流行の生活雑貨を低価格で売る中国最大級のチェーン、MINISOグループ・ホールディング(メイソウ)は、2026年1〜6月期に中国国内での販売を伸ばし、グループ全体の売上高と純利益をともに押し上げた。香港時間8月28日の取引終了後、香港証券取引所へ提出した決算資料で明らかになった。MINISOは香港とニューヨークの2市場に上場しており、発表後のニューヨーク証券取引所では、米国時間の同じ28日に株価が4.4%下落した。利益率と経費の増加に対する懸念から、3年半以上ぶりの安値をつけた。

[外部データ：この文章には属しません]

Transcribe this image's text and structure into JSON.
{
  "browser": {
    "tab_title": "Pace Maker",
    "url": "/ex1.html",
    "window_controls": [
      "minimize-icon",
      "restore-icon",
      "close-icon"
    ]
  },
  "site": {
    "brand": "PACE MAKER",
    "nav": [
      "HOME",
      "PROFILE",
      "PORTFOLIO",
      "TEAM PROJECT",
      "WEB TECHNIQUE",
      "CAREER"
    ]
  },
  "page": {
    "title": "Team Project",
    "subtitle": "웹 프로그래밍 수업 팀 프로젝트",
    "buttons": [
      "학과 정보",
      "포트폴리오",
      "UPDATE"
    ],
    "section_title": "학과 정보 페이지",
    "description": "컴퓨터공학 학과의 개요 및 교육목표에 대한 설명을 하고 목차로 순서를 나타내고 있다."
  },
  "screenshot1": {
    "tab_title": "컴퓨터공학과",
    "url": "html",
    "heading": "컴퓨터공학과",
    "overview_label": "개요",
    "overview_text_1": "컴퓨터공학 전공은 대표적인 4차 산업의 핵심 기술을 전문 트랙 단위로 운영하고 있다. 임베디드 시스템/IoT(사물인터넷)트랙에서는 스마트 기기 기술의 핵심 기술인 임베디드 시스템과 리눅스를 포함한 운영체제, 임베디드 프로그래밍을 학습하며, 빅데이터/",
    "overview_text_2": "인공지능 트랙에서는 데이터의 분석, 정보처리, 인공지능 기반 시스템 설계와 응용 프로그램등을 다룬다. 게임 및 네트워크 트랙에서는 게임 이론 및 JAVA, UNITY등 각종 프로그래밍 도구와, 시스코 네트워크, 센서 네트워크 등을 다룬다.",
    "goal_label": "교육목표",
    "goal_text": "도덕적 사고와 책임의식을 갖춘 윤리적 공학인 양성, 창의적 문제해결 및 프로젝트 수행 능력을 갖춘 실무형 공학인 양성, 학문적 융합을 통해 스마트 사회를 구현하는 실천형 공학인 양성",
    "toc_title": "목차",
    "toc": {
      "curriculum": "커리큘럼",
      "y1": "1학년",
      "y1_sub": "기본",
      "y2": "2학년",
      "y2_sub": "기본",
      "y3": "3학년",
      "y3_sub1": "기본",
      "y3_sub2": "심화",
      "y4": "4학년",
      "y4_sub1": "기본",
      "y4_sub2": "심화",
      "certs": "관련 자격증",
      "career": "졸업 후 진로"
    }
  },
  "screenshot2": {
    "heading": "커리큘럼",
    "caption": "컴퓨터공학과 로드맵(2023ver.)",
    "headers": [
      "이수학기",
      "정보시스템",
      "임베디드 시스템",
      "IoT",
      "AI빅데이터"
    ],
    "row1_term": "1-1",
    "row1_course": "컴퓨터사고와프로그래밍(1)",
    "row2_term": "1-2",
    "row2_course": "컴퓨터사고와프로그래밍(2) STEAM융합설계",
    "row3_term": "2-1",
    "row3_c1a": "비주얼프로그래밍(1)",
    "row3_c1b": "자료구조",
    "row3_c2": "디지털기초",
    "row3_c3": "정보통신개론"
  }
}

1〜6月期の売上高は前年同期比22%増の115億元(約2645億円)に達し、決算資料が併記する米ドル建てでは17億ドル近く(約2720億円)にあたる。純利益は前年同期比5.6%増の9億5660万元(約220億円)だった。増収に加え、中国のスーパー大手である永輝(ヨンフイ)超市への出資分から取り込んだ利益(持分法投資利益)と、AI分野に投資するファンドへの出資で評価額が上がったことによる含み益が押し上げた。半面、店舗の賃料や広告、物流などにかかる販売費は4割近く増えて30億元(約690億円)に膨らみ、利益の伸びを削った。
店舗網は世界8309店、中国本土の会員数は1億3000万人
広東省広州市に本社を置くMINISOは、2013年の創業以降、中国国内でも海外でも有数の小売チェーンへ育った。6月末時点でMINISOブランドの店舗は世界に8309店を数え、内訳は中国本土が4665店、海外市場が3644店だった。店頭に並ぶ商品は、生活雑貨、美容、玩具の3分野に分かれる。中国では2026年8月に入ってからも著名人の来店が話題を集め、実業家イーロン・マスクの母であるメイ・マスクが上海の店舗に足を運んだ。
中間期の決算資料が成果として挙げたのは、自社で生み出したキャラクターなど独自のIP(知的財産)を使った商品と、会員制度の広がりだ。中国本土の会員数は1〜6月期に前年同期比31%増えて約1億3000万人となり、本土で得た売上高の77%を会員による購入が占めた。米国でも会員数が2倍を超えて約580万人に達し、米国での売上高に占める会員の購入比率は60%に上った。4〜6月期にはスイスへ新たに出店し、進出先は累計113の国・地域へ広がっている。
MINISOは大型店とキャラクター商品に集中、海外出店では収益性を重視
MINISOを率いるのは、創業者で会長兼最高経営責任者(CEO)を務める中国の億万長者、葉国富(イエ・グオフー)である。決算発表文では「今後もMINISOは、IPと大型店という2つの原動力に集中していく。IPを核とする事業の広がりによってブランドに積み上げた価値を引き出し、大型店によって小売の体験を作り変えることを目指す」と述べた。その後の決算説明会では、海外への出店を進める上で投資に見合う収益をより重視していく考えを示している。
株価は1年で58%下落、創業者の資産は2240億円に目減り
イエの資産は、フォーブスのリアルタイム長者番付で現在14億ドル(約2240億円)とされている。過去1年でMINISOの株価が58%下落し、8月28日の終値が10.33ドル(約1653円)まで下がったことで、資産額は目減りした。